There is also the more anecdotal evidence of the super-fan. Conventions are devoted to the Star Wars Universe . Some cosplayers exclusively costume themselves as Lucas creations. Entire categories of websites endlessly write think pieces on who Rey’s parents might be. I submit that there is one line from the film that fosters this enthusiasm, perhaps unconsciously, in movie goers.
I submit that there is one line from the film that fosters this same enthusiasm, perhaps unconsciously, in moviegoers:
A long time ago in a galaxy far, far away.
It opens every ‘Star Wars’ film for a reason. It is an imagination prompt. It is a reminder that what you are about to see isn’t sold as make-believe. While it doesn’t suggest that ‘Star Wars’ is a documentary or that the Skywalkers are based on historical figures, there is something deeply meaningful to it. It calls to mind an analogy called the “celestial teapot”, coined by philosopher Bertrand Russell, which states that a claim of a teapot in orbit around the sun is unfalsifiable. This is meant to show that such a claim should not be taken seriously until a means to prove it is provided.

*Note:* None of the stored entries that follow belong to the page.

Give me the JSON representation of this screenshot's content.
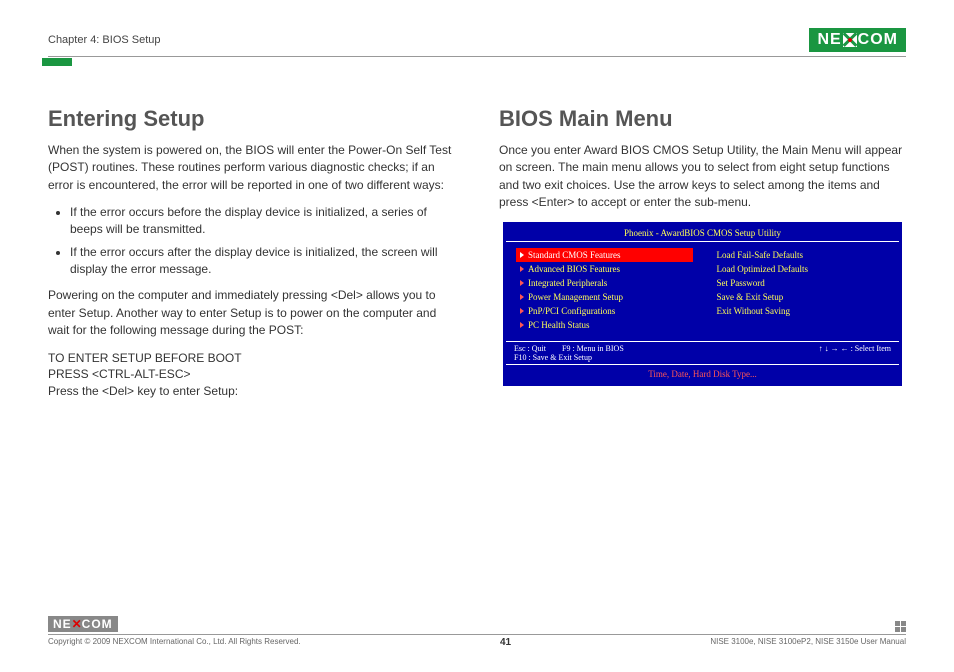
{
  "header": {
    "chapter": "Chapter 4: BIOS Setup",
    "logo_text_left": "NE",
    "logo_text_right": "COM"
  },
  "left": {
    "heading": "Entering Setup",
    "p1": "When the system is powered on, the BIOS will enter the Power-On Self Test (POST) routines. These routines perform various diagnostic checks; if an error is encountered, the error will be reported in one of two different ways:",
    "bullets": [
      "If the error occurs before the display device is initialized, a series of beeps will be transmitted.",
      "If the error occurs after the display device is initialized, the screen will display the error message."
    ],
    "p2": "Powering on the computer and immediately pressing <Del> allows you to enter Setup. Another way to enter Setup is to power on the computer and wait for the following message during the POST:",
    "lines": [
      "TO ENTER SETUP BEFORE BOOT",
      "PRESS <CTRL-ALT-ESC>",
      "Press the <Del> key to enter Setup:"
    ]
  },
  "right": {
    "heading": "BIOS Main Menu",
    "p1": "Once you enter Award BIOS CMOS Setup Utility, the Main Menu will appear on screen. The main menu allows you to select from eight setup functions and two exit choices. Use the arrow keys to select among the items and press <Enter> to accept or enter the sub-menu."
  },
  "bios": {
    "title": "Phoenix - AwardBIOS CMOS Setup Utility",
    "left_items": [
      "Standard CMOS Features",
      "Advanced BIOS Features",
      "Integrated Peripherals",
      "Power Management Setup",
      "PnP/PCI Configurations",
      "PC Health Status"
    ],
    "right_items": [
      "Load Fail-Safe Defaults",
      "Load Optimized Defaults",
      "Set Password",
      "Save & Exit Setup",
      "Exit Without Saving"
    ],
    "help_left_1": "Esc   :   Quit",
    "help_left_2": "F9   :   Menu in BIOS",
    "help_left_3": "F10   :   Save & Exit Setup",
    "help_right": "↑ ↓ → ←  : Select Item",
    "footer": "Time, Date, Hard Disk Type..."
  },
  "footer": {
    "copyright": "Copyright © 2009 NEXCOM International Co., Ltd. All Rights Reserved.",
    "page": "41",
    "manual": "NISE 3100e, NISE 3100eP2, NISE 3150e User Manual"
  }
}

The events of ‘Star Wars’ are likewise unfalsifiable. If the movie showed Luke visiting earth in the present, we would know with certainty that doesn’t happen in reality. If Luke is shown to visit earth in the future, we would, at that future point, know if that portrayal is true or false. Setting the events of ‘Star Wars’ in a time and place entirely out of our reach makes the story possibly real. Our Earth could be in the ‘Star Wars’ universe, however, unrelated to the stories told.

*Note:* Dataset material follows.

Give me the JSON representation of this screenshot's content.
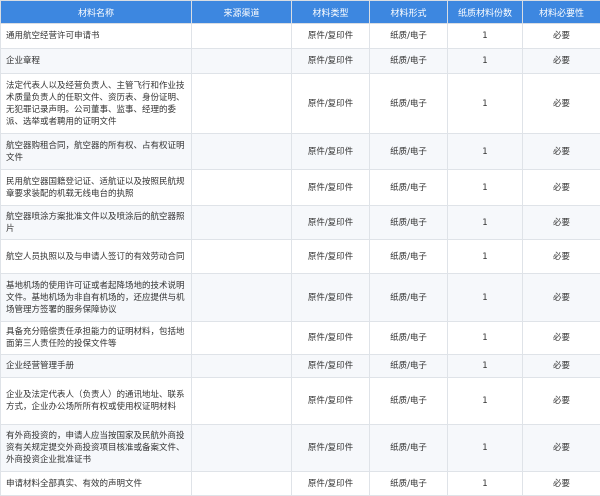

Characters and events out of our reach and who never interact with our history or future may as well be fiction, even given the possibility of their truth. What difference does it make to us? The difference is the Force. The Skywalkers would be long dead if ‘Star Wars’ was real, but the Force would endure. “It surrounds us and penetrates us.”
When the film establishes the time and place it makes the Force available to the audience. It’s why I stared at the No. 2 pencil on my desk in elementary school, commanding it to move with my mind. I don’t think I’m alone. During the 2011 Super Bowl, Volkswagen aired an ad in which a Darth-Vader-clad boy wanders around his house testing his Force sensitivity. When his father arrives, he takes on the challenge of starting the Passat with his powers. The Passat starts, with a little help from dad, and the boy is shocked at his accomplishment. The commercial was a hit because our inner child totally relates.
Thankfully, George Lucas didn’t push the concept of the reality of ‘Star Wars’ outside of that opening line. At least one science fiction author started a religion with less. Lucas admits that the Force is almost certainly a figment of his imagination. The magic is in that “almost” which lets us communally share the figment.